Re: [RFC][PATCHSET] VM_FAULT_RETRY fixes

Linus Torvalds <torvalds@xxxxxxxxxxxxxxxxxxxx> · Tue, 31 Jan 2023 12:24:54 -0800

[ Adding Peter Xu to the participants, he did a lot of "add generic
helpers" code a few years ago. Peter, see

    https://lore.kernel.org/linux-arch/Y9lz6yk113LmC9SI@ZenIV/

  for context ]

On Tue, Jan 31, 2023 at 12:03 PM Al Viro <viro@xxxxxxxxxxxxxxxxxx> wrote:
>
> However, it never had been done on a bunch of architectures - the
> current mainline still has that bug on alpha, hexagon, itanic, m68k,
> microblaze, nios2, openrisc, parisc, riscv and sparc (both sparc32 and
> sparc64).  Fixes are trivial, but I've no way to test them for most
> of those architectures.

Gaah. The patches look simple and "trivially correct", but I hate how
we duplicate basically the same (complicated) logic across
architectures.

Peter improved a bit on things, but I think we could do better.

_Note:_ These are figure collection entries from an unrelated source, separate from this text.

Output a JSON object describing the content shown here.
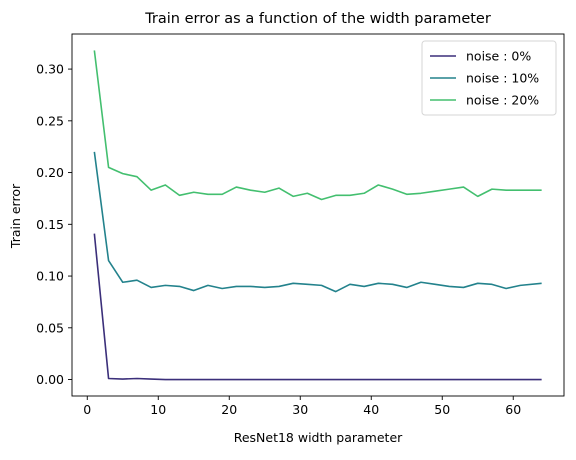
{
  "chart_data": {
    "type": "line",
    "title": "Train error as a function of the width parameter",
    "xlabel": "ResNet18 width parameter",
    "ylabel": "Train error",
    "xlim": [
      -2.15,
      67.15
    ],
    "ylim": [
      -0.0159,
      0.3339
    ],
    "xticks": [
      0,
      10,
      20,
      30,
      40,
      50,
      60
    ],
    "xtick_labels": [
      "0",
      "10",
      "20",
      "30",
      "40",
      "50",
      "60"
    ],
    "yticks": [
      0.0,
      0.05,
      0.1,
      0.15,
      0.2,
      0.25,
      0.3
    ],
    "ytick_labels": [
      "0.00",
      "0.05",
      "0.10",
      "0.15",
      "0.20",
      "0.25",
      "0.30"
    ],
    "grid": false,
    "legend_position": "top-right",
    "x": [
      1,
      3,
      5,
      7,
      9,
      11,
      13,
      15,
      17,
      19,
      21,
      23,
      25,
      27,
      29,
      31,
      33,
      35,
      37,
      39,
      41,
      43,
      45,
      47,
      49,
      51,
      53,
      55,
      57,
      59,
      61,
      64
    ],
    "series": [
      {
        "name": "noise : 0%",
        "color": "#3b2f7a",
        "values": [
          0.141,
          0.001,
          0.0005,
          0.001,
          0.0005,
          0,
          0,
          0,
          0,
          0,
          0,
          0,
          0,
          0,
          0,
          0,
          0,
          0,
          0,
          0,
          0,
          0,
          0,
          0,
          0,
          0,
          0,
          0,
          0,
          0,
          0,
          0
        ]
      },
      {
        "name": "noise : 10%",
        "color": "#23828c",
        "values": [
          0.22,
          0.115,
          0.094,
          0.096,
          0.089,
          0.091,
          0.09,
          0.086,
          0.091,
          0.088,
          0.09,
          0.09,
          0.089,
          0.09,
          0.093,
          0.092,
          0.091,
          0.085,
          0.092,
          0.09,
          0.093,
          0.092,
          0.089,
          0.094,
          0.092,
          0.09,
          0.089,
          0.093,
          0.092,
          0.088,
          0.091,
          0.093
        ]
      },
      {
        "name": "noise : 20%",
        "color": "#43bf6f",
        "values": [
          0.318,
          0.205,
          0.199,
          0.196,
          0.183,
          0.188,
          0.178,
          0.181,
          0.179,
          0.179,
          0.186,
          0.183,
          0.181,
          0.185,
          0.177,
          0.18,
          0.174,
          0.178,
          0.178,
          0.18,
          0.188,
          0.184,
          0.179,
          0.18,
          0.182,
          0.184,
          0.186,
          0.177,
          0.184,
          0.183,
          0.183,
          0.183
        ]
      }
    ]
  }
}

Yes, all architectures basically have their own special code for
special error registers etc, and for various errata and/or special
handling for vmalloc addresses of vdso's etc.

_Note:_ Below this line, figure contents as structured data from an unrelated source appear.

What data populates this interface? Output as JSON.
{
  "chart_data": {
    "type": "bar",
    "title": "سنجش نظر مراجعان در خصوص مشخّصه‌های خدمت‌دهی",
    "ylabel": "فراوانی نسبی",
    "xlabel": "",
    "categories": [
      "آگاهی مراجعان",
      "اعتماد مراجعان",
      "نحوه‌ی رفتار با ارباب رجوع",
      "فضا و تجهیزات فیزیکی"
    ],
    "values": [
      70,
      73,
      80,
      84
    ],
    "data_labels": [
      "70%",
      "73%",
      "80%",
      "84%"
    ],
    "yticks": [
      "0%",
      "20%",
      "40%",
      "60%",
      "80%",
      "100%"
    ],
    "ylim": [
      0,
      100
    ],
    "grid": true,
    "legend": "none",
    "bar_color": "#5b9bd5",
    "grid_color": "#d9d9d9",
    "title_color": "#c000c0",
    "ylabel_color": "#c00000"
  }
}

And they aren't always translated to the generic flags, looking at
alpha, for example, we have code like this:

        si_code = SEGV_ACCERR;
        if (cause < 0) {
                if (!(vma->vm_flags & VM_EXEC))
                        goto bad_area;
        } else if (!cause) {
                /* Allow reads even for write-only mappings */
                if (!(vma->vm_flags & (VM_READ | VM_WRITE)))
                        goto bad_area;
        } else {
                if (!(vma->vm_flags & VM_WRITE))
                        goto bad_area;
                flags |= FAULT_FLAG_WRITE;
        }

because it uses the alpha internal "cause < 0" logic, instead of
having translated it into FAULT_FLAG_INSTRUCTION.

But *if* the alpha code were to just translate it into the
FAULT_FLAG_xyz namespace, apretty much *all* of the alpha
do_page_fault() could have been then done by a completely generic
"generic_page_fault()" that has all of the retry logic, all of the
si_code logic, etc etc.

So in a perfect world, we'd only have the special errata handling (*)
and the "translate to FAULT_FLAG_xyz" code in the architecture code,
and then just call that generic_page_fault() function for what really
is pretty much generic.

And then we would never again have these kinds of "architecture got
the retry wrong" issues.

Would anybody be interested in trying that? Just converting one or two
architectures to a new world order?

But if not, Al's patches all look "obviously fine" to me, but that's
because they basically all do the same thing except for that odd
special TSTATE_PRIV thing for sparc-64 - why can't that use
'!user_mode(regs)' like everybody else?)

                   Linus

(*) we really have a *lot* of architectures that have gotten
'prefetch' wrong and have errata for prefetch: alpha, arm and x86 all
have magic "bogus fault on prefetch" cases.